BM25 is not competitive. OCR + keyword search reaches 63.6% of the visual model's quality on financial tables. If your pipeline is “extract text then BM25,” you're leaving 36% of retrieval quality on the floor for any document with visual structure.

MUVERA + rerank = 99.4% quality retention. The FDE narrows 70 documents to 50 candidates in 0.2ms, then Chamfer re-ranking recovers essentially all of the brute-force accuracy. At 1M documents, brute-force becomes seconds; MUVERA stays at milliseconds.

MUVERA FDE-only at 179× speedup. For applications where you can tolerate ~12% quality loss, pure FDE search gives sub-millisecond retrieval. This is the operating point for real-time serving at scale.

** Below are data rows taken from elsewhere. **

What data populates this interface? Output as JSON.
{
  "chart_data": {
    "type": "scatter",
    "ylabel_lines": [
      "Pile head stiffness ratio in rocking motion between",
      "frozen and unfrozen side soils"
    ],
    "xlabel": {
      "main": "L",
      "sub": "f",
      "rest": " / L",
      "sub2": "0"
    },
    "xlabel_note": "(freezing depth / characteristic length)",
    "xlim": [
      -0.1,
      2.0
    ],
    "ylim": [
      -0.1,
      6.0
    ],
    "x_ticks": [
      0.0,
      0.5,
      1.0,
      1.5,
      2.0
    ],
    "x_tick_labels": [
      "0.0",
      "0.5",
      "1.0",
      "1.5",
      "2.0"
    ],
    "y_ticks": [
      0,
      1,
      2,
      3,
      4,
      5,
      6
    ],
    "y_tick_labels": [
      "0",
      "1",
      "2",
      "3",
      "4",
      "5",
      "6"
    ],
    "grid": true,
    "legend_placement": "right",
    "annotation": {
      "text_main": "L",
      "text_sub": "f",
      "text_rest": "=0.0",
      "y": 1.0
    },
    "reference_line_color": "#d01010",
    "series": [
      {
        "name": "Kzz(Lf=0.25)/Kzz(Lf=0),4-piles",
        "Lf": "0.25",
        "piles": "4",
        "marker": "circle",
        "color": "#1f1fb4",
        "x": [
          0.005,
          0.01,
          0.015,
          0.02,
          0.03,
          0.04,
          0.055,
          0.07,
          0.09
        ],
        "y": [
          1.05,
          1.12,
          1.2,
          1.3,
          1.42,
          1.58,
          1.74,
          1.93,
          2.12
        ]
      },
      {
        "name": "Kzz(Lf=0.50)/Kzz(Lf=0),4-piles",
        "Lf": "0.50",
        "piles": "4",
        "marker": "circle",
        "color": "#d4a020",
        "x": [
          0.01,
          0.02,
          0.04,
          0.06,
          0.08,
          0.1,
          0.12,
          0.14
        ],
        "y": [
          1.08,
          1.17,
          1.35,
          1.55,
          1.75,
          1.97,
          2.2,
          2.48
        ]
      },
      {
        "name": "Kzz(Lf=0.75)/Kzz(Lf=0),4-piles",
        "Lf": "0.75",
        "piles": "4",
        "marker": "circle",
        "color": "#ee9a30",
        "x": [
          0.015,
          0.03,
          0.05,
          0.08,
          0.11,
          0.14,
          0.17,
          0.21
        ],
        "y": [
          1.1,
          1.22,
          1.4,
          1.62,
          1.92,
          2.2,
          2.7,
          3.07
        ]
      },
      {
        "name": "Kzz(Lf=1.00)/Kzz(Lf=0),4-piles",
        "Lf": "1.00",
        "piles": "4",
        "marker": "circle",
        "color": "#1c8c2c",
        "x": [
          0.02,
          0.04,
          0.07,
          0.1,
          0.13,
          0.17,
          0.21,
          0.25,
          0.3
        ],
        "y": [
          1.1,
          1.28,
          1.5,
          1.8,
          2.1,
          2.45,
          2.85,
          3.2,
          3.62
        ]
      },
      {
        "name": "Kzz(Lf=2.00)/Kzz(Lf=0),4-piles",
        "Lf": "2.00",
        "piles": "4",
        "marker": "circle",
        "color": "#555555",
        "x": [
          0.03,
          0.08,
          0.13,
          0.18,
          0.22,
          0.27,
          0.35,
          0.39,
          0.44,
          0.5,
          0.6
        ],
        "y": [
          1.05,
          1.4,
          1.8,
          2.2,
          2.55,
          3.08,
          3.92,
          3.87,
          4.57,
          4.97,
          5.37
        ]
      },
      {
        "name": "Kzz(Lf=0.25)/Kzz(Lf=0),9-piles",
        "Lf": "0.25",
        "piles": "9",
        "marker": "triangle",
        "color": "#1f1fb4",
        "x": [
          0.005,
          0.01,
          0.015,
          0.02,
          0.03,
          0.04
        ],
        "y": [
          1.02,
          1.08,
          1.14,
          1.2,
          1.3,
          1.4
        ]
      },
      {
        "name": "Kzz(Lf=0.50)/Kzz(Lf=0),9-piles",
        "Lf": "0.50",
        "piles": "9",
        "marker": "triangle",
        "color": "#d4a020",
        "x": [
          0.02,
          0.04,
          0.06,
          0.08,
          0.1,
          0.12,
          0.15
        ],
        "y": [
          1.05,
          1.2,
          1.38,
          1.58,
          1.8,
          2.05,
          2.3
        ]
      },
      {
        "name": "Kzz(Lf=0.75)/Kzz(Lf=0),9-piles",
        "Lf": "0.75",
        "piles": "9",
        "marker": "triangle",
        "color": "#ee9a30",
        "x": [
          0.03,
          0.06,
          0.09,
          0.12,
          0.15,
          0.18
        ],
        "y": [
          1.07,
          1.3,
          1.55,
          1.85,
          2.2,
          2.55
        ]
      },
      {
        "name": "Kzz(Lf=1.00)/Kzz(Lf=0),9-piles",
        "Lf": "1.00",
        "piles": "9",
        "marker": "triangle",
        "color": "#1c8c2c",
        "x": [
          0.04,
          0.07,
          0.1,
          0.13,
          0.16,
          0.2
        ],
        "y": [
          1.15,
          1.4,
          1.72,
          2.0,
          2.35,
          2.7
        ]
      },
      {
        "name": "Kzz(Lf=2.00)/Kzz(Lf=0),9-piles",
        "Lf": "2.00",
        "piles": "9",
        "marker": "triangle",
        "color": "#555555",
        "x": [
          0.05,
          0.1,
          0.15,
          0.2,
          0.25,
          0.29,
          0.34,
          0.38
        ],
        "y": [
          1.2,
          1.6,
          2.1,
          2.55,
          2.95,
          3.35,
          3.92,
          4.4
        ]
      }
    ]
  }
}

ColQwen2 > ColPali by +0.7% NDCG@10 on this dataset, with a larger gap (~6%) on the full ViDoRe average. ColQwen2 is Apache 2.0 licensed and 2B parameters—smaller than ColPali's 3B.

The Two-Tier Architecture

The production pattern that falls out of this:

Offline: Embed documents with ColQwen2 → ~620 patch vectors per page (128-dim each). Generate MUVERA FDE (10,240-dim single vector). Index FDEs in any standard ANN engine.
Tier 1—candidate generation: Query → ColQwen2 query embedding → MUVERA query FDE → ANN search → top-K candidates. Cost: O(log n). Latency: <1ms.
Tier 2—precision re-ranking: Load candidate multi-vectors from storage → true Chamfer/MaxSim scoring → final ranked list. Cost: O(K × |patches|). Latency: ~30ms for K=50.

FDEs go into your vector index as ordinary single vectors. Multi-vectors stay in object storage (S3/parquet) and only get loaded for the re-rank stage. No new infrastructure—just a smarter encoding layer.

What This Means for Multimodal Search

The combination of a strong vision-language model (ColQwen2) with a theoretically-grounded retrieval engine (MUVERA) makes multi-vector search practical at scale for the first time. Prior approaches either sacrificed quality (single-vector), sacrificed speed (brute-force), or sacrificed guarantees (PLAID).

The verticals where this matters most: financial document search (tables, charts, filings), medical imaging (radiology reports with embedded scans), legal discovery (scanned contracts with annotations), and any domain where OCR is the current bottleneck.